The bomb exploded after lunch.
The kids are working quietly on some practice pages when three girls approach my desk to report that NK is telling everybody that Santa Claus isn't real!!
I approach to hear NK in a heated discussion with some of the boys at his table. NK in a calm tone IS telling these guys that "..Santa is just your parents buying stuff" with some of the boys responding a bit louder "You're LYING, I SAW HIM"!
My daughter encountered this problem last year with her own 3rd grader. Paige insisted on knowing the truth. After repeated assurances that she was "really, really ready for the "truth", Paige sadly told her mom later: "I'm going to sleep now and hope I forget everything you just told me"
I escort NK back to the teacher's desk for a quite conversation.
Me: Dude! What's going on here?
NK: They think Santa is real. I know he's not.
Me: Why do you think that?
NK: I just know. My uncle told me.
Me: Do you think it's your job to let everyone else "know"
NK: (shrugs shoulders)
Me: Look! It's not your job to blab stuff you hear from your uncle, so knock it off, ok?
NK: (shrugs shoulders, and wanders back to his desk muttering...)
NK has upset the class introducing doubt about the "Santa" question as I can hear muted discussion and snatches of "is too...is not" passing back and forth between NK and other students.
"Mr. Homework! NK is lying! Right?
Now, I'm NOT going to tell 2nd graders that NK is right and Santa isn't real. That's obviously NOT my responsibility and, like I told NK, not my job. But they ARE waiting for a response. Copping out with "ask your parents" isn't much better.

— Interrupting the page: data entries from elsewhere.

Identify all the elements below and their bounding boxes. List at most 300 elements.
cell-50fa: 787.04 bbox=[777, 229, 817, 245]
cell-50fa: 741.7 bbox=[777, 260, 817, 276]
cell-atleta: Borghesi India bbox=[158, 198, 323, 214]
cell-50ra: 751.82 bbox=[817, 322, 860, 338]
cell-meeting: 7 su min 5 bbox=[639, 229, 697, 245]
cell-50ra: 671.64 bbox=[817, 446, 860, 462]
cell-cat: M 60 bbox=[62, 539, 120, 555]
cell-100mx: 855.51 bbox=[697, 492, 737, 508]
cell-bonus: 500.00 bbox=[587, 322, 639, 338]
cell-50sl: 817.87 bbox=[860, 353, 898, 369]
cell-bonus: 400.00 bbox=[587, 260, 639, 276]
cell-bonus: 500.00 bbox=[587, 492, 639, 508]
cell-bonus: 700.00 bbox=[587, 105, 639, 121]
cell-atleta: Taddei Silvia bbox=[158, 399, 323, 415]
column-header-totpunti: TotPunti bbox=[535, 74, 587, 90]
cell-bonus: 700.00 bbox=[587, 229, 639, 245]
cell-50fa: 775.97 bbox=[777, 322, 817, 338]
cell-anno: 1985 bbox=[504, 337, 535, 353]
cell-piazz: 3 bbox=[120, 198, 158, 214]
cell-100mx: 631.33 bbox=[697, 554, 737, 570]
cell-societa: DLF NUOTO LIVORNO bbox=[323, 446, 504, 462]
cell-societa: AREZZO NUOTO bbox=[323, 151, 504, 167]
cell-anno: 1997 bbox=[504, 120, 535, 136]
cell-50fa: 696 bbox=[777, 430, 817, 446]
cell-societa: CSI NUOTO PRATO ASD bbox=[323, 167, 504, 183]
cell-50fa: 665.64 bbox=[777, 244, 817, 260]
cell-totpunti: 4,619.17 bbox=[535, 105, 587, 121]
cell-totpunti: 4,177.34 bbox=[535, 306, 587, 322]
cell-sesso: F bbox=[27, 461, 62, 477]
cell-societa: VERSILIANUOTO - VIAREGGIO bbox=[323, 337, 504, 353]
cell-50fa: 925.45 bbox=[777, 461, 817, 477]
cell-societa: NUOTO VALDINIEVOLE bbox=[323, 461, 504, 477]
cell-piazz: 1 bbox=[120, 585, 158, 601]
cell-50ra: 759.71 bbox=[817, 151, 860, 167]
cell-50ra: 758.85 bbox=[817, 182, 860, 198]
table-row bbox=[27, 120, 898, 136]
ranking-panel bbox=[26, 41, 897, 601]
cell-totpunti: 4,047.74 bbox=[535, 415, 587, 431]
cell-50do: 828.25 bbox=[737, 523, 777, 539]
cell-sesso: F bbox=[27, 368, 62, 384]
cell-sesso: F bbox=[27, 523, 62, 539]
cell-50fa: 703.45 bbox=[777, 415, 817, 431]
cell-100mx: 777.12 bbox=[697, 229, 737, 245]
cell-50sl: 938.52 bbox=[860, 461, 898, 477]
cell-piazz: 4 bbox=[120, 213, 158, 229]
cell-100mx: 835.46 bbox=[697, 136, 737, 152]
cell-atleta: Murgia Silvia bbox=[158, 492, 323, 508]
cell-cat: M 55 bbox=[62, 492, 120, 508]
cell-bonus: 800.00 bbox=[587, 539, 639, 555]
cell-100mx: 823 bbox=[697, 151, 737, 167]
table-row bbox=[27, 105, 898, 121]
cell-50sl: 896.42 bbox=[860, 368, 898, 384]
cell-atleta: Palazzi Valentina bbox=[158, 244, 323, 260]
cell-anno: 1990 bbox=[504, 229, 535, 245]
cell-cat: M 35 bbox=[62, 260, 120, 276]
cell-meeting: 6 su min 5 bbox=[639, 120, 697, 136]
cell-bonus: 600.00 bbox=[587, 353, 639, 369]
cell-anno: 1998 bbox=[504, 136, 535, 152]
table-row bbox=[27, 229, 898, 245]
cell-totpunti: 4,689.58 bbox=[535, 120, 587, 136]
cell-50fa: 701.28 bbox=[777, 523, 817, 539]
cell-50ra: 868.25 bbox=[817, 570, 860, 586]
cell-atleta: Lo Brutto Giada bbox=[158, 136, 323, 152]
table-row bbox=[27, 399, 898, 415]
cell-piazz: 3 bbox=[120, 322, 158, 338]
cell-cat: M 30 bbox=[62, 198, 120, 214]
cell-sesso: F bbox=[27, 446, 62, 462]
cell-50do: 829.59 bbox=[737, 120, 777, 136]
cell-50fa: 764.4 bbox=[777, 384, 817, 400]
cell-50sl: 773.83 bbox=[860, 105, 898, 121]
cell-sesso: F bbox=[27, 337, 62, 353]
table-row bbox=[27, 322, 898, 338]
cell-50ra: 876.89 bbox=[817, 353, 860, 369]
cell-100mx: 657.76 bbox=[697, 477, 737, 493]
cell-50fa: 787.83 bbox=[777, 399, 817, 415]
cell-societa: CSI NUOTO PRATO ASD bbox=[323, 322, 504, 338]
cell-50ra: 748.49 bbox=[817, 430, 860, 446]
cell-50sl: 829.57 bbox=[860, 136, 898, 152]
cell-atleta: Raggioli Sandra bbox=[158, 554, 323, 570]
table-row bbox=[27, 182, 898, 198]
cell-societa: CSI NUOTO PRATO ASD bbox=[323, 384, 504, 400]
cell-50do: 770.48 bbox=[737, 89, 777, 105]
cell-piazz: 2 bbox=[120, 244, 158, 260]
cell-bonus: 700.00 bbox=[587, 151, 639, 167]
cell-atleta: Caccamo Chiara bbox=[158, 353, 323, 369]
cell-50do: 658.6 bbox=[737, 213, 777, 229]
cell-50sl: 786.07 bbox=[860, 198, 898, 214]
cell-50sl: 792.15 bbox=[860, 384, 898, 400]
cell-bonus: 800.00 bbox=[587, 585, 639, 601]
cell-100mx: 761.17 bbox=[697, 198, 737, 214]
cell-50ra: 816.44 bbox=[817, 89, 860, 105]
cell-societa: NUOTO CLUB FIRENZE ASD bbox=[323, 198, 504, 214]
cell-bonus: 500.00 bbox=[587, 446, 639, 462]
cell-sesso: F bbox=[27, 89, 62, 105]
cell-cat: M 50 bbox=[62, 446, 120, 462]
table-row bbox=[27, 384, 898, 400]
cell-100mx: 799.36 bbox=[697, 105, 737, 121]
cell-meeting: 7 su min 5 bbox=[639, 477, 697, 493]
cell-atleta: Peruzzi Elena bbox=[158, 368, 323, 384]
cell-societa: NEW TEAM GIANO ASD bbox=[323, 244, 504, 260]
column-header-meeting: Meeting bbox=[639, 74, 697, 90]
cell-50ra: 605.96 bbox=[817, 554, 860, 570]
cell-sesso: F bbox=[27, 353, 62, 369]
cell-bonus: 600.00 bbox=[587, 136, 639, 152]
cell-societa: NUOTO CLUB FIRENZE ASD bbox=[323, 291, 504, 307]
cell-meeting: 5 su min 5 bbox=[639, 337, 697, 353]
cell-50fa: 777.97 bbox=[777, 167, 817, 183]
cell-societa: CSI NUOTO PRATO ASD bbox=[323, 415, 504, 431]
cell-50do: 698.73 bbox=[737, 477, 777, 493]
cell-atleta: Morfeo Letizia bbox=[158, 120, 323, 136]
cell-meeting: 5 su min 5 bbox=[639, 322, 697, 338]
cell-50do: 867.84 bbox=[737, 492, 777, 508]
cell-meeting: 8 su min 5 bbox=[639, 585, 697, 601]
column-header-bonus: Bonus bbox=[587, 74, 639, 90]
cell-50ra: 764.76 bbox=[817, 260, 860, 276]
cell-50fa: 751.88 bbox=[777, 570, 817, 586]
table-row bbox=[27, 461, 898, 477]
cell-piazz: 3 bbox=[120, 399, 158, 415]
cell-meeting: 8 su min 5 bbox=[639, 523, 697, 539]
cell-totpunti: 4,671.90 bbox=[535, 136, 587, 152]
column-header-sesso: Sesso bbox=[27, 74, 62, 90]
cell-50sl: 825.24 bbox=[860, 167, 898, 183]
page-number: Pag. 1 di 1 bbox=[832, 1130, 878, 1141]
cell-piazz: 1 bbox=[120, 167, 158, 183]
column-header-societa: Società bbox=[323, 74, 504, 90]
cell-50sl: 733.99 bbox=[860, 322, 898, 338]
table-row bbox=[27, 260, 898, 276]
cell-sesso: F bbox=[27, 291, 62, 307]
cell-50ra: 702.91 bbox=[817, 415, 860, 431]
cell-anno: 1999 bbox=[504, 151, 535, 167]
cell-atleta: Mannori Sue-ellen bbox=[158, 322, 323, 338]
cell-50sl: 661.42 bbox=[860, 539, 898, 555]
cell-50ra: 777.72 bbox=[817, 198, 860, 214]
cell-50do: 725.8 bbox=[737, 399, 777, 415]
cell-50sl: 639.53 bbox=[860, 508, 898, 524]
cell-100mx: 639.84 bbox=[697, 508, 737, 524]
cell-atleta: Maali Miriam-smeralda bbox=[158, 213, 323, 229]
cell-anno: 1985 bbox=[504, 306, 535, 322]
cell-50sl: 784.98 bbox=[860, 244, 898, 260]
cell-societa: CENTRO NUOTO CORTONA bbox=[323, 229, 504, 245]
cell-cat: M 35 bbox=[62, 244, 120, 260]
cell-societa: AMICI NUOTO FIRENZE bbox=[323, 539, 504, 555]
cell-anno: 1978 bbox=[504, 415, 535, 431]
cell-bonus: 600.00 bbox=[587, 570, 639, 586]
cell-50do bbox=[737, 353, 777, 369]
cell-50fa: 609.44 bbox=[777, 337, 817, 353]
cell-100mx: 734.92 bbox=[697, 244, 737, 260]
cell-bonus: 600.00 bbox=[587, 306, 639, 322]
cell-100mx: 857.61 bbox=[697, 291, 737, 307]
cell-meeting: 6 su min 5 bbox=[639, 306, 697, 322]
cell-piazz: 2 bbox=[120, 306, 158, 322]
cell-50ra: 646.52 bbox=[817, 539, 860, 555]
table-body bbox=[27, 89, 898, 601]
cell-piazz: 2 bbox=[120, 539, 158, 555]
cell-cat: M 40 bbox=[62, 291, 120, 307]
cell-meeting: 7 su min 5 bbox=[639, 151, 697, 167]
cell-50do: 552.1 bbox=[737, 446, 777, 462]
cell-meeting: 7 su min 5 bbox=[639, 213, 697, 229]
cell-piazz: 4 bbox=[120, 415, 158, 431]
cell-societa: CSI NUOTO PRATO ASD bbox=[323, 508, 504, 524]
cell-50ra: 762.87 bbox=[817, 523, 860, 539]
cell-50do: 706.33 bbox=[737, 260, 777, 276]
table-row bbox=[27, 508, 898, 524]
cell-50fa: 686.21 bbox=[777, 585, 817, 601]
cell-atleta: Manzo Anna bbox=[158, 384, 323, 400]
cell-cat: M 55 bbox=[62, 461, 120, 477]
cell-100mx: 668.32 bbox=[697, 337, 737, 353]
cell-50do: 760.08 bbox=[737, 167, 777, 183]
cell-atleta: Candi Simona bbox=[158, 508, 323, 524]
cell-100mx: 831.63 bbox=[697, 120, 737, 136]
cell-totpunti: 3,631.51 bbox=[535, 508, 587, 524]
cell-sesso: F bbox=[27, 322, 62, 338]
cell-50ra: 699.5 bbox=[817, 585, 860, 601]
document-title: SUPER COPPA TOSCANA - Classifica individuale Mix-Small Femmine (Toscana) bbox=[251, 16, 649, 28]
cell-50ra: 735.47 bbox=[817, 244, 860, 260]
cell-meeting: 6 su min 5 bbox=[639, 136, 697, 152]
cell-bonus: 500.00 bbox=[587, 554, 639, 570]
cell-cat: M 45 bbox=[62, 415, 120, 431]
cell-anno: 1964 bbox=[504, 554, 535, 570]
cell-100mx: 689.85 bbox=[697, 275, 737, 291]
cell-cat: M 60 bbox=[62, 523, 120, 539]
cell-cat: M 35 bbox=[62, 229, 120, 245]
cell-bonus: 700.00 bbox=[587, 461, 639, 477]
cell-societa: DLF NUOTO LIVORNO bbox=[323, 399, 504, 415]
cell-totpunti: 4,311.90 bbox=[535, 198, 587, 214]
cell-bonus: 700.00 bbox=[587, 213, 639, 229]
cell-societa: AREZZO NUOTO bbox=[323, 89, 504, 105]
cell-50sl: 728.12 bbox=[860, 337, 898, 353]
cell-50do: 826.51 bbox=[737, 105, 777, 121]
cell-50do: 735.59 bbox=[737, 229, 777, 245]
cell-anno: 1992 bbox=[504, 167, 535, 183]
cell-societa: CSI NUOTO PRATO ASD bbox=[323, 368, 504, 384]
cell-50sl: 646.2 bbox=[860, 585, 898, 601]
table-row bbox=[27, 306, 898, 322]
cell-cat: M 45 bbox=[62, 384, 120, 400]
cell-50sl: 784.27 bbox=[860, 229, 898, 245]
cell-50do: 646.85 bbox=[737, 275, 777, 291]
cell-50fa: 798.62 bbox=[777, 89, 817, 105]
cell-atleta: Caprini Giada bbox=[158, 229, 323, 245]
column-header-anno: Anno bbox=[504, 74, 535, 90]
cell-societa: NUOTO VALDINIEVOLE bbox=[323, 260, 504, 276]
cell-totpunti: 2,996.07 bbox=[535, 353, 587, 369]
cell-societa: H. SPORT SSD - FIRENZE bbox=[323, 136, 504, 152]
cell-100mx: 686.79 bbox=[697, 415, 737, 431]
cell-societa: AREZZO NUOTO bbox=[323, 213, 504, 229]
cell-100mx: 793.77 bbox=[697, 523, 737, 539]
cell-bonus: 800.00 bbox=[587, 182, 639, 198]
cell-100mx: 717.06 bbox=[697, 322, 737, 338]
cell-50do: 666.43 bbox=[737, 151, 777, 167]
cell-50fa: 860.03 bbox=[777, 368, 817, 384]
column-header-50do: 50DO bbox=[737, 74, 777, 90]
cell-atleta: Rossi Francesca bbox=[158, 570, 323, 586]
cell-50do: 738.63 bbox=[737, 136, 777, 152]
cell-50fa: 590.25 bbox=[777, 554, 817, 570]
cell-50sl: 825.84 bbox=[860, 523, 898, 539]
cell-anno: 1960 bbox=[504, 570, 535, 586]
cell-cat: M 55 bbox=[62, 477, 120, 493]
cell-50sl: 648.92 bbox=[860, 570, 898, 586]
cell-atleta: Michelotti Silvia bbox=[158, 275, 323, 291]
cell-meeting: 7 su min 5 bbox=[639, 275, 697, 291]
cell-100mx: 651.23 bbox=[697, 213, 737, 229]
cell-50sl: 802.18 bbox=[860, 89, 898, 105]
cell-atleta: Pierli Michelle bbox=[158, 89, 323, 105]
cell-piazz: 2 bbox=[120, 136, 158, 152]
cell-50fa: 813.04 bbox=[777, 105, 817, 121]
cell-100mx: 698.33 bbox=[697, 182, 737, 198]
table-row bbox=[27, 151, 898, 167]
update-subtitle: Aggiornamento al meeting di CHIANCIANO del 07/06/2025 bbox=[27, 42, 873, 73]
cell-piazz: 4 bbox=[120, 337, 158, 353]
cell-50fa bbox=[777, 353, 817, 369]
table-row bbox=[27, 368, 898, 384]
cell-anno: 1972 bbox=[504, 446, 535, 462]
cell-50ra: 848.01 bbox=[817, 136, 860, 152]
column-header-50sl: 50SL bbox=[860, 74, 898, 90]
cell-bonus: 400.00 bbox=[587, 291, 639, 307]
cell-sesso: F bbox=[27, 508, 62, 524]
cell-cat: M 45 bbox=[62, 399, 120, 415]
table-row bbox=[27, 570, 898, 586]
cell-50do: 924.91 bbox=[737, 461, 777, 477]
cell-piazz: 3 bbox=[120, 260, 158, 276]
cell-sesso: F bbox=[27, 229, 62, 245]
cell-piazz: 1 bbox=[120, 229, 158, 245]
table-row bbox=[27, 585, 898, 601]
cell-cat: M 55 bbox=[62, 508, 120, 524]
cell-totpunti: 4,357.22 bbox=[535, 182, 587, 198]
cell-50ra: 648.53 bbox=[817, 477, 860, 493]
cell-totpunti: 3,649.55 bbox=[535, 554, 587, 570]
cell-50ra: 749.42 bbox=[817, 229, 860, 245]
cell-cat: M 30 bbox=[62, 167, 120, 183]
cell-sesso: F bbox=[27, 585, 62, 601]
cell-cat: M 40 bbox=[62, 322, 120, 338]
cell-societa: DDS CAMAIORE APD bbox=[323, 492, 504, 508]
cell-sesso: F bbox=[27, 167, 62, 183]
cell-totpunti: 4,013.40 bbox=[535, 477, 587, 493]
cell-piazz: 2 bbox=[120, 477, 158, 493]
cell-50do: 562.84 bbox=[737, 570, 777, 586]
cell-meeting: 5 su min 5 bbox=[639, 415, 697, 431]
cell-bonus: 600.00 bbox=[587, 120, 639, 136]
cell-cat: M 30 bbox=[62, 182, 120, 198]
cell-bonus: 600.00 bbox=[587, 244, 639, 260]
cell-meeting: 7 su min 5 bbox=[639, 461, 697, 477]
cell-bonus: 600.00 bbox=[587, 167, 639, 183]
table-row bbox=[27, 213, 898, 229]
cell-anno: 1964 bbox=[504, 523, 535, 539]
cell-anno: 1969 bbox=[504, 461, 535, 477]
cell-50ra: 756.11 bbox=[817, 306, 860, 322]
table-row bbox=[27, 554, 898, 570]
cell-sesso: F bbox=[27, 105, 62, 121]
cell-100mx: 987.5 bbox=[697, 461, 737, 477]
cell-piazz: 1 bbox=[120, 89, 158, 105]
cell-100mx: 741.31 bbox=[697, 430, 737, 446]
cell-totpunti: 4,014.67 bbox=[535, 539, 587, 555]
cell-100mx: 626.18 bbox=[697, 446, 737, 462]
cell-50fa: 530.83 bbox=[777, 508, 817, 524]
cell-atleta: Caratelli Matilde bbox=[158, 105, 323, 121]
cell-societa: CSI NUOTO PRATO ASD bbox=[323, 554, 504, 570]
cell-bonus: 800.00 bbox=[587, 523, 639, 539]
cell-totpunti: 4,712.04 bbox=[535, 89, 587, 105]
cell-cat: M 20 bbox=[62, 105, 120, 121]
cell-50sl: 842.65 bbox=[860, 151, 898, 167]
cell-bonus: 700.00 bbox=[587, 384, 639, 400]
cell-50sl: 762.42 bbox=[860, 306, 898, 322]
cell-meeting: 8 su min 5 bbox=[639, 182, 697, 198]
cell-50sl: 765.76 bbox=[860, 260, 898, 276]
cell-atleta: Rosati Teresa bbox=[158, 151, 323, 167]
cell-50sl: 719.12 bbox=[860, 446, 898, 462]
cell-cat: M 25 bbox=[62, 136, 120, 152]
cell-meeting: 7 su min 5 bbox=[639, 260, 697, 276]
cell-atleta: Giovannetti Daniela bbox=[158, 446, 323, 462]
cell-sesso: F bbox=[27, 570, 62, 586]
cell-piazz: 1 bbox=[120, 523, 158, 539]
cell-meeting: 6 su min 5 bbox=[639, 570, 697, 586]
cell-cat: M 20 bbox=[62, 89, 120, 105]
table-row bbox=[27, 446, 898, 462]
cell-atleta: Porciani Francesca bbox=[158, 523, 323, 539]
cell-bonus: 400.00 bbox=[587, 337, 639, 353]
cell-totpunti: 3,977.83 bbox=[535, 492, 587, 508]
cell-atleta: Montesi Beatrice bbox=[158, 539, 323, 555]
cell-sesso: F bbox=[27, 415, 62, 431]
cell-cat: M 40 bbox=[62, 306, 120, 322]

"Look, here's the deal. Santa IS real! But only to children who still believe. He knows when you get older and kind of stop believing. That's when he notifies your parents to let them know that, from now on, it's up to them to help deliver your presents for him." That kind of settled the issue.
After class I saw the principle in the office to let her know about NK and the "Santa issue".
I'm going home now and hope I don't have to deal with any Easter Bunny issues later this year.